Jim Suals

  • Graduate Student Fellow, Spring 2022

In 2015, I earned a master’s degree in Latin American Studies from the University of Illinois Urbana-Champaign. To support my research and studies, I obtained two academic-year FLAS Fellowships and a Tinker Foundation grant for exploratory fieldwork. My thesis, “Urban Cowboys,” examined contemporary connections between the state of Rio Grande do Sul’s past, regional myths, and ideas of the nation.

At Pitt, I have continued to study Latin American history generally and Brazilian history specifically. Recently, I completed another master’s, titled “Pursuing Pleasures in Brazil: Anxieties & Ambitions in Lampião da Esquina (1978-81),” which investigated the discourse of pleasure and revolution during the waning years of the military dictatorship. As general resistance to the dictatorship increased, readers and writers in the magazine argued that pleasure was the bases for any successful revolution.
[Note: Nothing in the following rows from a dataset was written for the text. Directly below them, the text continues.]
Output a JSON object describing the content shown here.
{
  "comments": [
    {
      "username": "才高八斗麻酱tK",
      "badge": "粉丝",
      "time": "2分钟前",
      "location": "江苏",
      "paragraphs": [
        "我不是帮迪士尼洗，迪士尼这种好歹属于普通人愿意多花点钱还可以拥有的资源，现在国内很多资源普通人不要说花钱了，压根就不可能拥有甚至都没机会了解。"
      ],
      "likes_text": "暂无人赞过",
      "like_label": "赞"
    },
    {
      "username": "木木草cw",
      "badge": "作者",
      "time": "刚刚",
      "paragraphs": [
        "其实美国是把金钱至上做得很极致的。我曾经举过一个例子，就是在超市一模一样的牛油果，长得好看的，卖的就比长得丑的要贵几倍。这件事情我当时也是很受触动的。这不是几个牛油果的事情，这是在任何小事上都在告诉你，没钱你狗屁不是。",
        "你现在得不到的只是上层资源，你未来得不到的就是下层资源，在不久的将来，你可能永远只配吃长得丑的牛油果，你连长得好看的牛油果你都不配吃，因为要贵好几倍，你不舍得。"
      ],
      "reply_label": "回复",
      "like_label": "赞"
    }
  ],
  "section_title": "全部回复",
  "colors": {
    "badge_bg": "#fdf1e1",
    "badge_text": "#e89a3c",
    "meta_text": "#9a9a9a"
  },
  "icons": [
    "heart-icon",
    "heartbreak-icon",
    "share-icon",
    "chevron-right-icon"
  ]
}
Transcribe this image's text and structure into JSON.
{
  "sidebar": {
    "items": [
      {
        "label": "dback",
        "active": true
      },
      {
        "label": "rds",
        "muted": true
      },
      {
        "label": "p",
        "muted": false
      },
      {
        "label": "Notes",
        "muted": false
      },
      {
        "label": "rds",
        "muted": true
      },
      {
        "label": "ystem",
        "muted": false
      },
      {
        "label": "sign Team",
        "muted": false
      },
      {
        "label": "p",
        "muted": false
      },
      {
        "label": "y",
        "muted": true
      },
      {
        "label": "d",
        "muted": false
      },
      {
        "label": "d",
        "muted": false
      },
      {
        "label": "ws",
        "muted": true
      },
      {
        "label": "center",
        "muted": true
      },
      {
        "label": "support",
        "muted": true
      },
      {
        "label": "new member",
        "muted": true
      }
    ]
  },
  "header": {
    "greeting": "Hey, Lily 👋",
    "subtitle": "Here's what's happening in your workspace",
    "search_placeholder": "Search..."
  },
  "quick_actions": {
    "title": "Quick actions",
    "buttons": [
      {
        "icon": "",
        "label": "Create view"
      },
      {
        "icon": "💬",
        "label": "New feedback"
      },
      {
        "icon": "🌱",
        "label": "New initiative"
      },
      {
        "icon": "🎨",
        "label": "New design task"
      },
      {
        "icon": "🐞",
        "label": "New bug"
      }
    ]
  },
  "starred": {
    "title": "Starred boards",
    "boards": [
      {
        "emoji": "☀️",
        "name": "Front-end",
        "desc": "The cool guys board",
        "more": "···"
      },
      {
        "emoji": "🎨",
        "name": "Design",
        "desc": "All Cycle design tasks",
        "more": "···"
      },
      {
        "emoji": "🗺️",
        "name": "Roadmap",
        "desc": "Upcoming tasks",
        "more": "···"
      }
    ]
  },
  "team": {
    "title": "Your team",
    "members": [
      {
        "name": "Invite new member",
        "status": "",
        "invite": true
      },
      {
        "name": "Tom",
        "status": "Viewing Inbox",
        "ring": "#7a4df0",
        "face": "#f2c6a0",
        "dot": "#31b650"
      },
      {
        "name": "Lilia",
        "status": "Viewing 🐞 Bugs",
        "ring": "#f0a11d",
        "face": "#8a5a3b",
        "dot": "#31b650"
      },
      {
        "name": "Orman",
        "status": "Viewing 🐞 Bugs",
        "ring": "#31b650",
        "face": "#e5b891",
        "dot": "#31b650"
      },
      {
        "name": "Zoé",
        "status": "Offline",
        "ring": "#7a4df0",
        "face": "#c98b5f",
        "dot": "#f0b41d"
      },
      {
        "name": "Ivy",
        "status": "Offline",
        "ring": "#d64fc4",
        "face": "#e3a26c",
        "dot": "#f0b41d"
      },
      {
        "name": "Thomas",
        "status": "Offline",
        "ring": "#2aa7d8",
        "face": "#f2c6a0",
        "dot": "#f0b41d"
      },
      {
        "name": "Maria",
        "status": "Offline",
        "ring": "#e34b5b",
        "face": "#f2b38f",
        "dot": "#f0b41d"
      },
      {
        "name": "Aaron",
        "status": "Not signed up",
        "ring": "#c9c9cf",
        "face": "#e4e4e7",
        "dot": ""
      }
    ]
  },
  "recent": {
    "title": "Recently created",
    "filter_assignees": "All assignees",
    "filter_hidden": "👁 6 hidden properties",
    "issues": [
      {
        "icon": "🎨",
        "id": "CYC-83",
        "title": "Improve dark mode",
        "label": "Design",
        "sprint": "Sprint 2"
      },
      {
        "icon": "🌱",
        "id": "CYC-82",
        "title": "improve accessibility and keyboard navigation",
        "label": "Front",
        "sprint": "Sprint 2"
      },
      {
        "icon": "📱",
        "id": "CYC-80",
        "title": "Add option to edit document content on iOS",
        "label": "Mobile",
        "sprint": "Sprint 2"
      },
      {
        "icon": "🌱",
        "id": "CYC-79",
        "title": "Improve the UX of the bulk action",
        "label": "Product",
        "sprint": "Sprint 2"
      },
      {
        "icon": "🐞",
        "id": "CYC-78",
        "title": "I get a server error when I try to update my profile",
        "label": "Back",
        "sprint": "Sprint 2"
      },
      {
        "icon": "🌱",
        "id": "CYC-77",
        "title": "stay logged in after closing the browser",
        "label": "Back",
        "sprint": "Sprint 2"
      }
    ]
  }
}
Currently, I am crafting a dissertation proposal that pivots my focus from the discourse of pleasure-as-resistance to include the ways in which the military and other social groups, too, employed the power of pleasure. I seek to demonstrate how concerns about and promotions of pleasure in the 20th century not only shaped a nation, but also impacted regional and hemispheric relations.